# HRNZ API Alignment Issues - Critical Fixes Required

**Date**: 2025-12-27
**Status**: CRITICAL - Code does not match HRNZ API specification

## Summary

The codebase has **critical misalignments** with the official HRNZ API v1.1 specification. The API endpoints, authentication method, and field mappings are incorrect and need immediate fixing.

---

## 1. API Endpoints - CRITICAL ❌

### Current Implementation (WRONG)
```python
# In client.py
async def get_meetings(self, date_from: str, date_to: str):
    response = await self._request_with_retry(
        "GET", "meeting",  # WRONG ENDPOINT
        params={"date": date_from, "toDate": date_to},  # WRONG PARAMS
    )

async def get_meeting(self, meeting_id: int):
    response = await self._request_with_retry("GET", f"meeting/{meeting_id}")  # WRONG

async def get_race(self, meeting_id: int, race_number: int):
    response = await self._request_with_retry(
        "GET", f"meeting/{meeting_id}/race/{race_number}"  # WRONG
    )
```

### HRNZ API Spec (CORRECT)
```
GET /racing/meetings?startDate={YYYY-MM-DD}&endDate={YYYY-MM-DD}
GET /racing/meetings/{meetingId}
GET /racing/meetings/{meetingId}/races/{raceId}
```

**Note**: The spec uses `raceId` (not `race_number`)!
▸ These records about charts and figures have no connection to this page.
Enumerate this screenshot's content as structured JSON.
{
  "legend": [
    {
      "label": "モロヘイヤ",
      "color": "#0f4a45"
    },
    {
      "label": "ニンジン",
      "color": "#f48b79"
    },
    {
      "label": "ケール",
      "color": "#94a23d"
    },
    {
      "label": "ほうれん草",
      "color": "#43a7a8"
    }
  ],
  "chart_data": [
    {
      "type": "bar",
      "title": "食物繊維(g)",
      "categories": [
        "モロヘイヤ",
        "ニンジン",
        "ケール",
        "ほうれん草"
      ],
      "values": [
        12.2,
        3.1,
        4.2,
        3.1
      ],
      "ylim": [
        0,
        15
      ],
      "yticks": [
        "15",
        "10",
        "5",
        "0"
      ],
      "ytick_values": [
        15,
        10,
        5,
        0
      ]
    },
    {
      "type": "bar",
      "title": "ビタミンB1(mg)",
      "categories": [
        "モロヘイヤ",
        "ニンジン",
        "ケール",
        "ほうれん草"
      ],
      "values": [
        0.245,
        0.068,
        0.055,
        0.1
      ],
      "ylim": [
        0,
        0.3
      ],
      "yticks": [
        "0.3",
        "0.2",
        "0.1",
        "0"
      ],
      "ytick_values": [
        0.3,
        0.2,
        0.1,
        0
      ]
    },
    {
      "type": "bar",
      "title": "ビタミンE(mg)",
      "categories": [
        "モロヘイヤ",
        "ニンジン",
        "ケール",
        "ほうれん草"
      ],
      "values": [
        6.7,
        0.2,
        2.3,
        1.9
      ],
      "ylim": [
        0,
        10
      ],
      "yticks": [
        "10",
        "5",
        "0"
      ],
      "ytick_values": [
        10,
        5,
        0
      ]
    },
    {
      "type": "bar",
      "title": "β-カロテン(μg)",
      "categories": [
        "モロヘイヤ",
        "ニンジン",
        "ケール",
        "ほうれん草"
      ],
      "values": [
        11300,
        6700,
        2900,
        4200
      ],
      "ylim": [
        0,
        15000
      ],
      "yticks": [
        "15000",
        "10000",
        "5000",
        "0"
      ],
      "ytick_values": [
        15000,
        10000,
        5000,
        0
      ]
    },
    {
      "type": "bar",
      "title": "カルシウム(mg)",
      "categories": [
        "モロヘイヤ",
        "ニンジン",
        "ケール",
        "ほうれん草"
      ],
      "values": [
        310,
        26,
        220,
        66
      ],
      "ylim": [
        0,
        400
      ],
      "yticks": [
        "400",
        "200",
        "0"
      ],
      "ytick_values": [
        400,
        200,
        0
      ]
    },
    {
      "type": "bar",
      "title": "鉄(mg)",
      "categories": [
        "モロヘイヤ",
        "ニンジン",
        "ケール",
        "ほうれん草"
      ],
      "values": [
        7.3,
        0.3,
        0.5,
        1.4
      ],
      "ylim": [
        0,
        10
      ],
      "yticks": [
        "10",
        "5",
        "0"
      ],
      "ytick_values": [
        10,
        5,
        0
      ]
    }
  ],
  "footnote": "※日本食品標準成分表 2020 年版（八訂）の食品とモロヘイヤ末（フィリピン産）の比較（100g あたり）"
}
We need to extract `raceId` from the meeting's races array.

### Fix Required
- Change `"meeting"` → `"racing/meetings"`
- Change params to `startDate` and `endDate`
- Change `f"meeting/{id}/race/{num}"` → `f"racing/meetings/{meetingId}/races/{raceId}"`
- Handle the fact that we need `raceId` not just `race_number`

---

## 2. Authentication - CRITICAL ❌

### Current Implementation (WRONG)
```python
# client.py lines 234-249
async def _request_with_retry(...):
    # Use basic auth for all requests (hrKey not used for authentication)
    auth = (self.hrnz_config.username, self.hrnz_config.password)

    response = await self._client.request(
        method, url, params=params, auth=auth  # WRONG!
    )
```

The code fetches `hrKey` but never uses it!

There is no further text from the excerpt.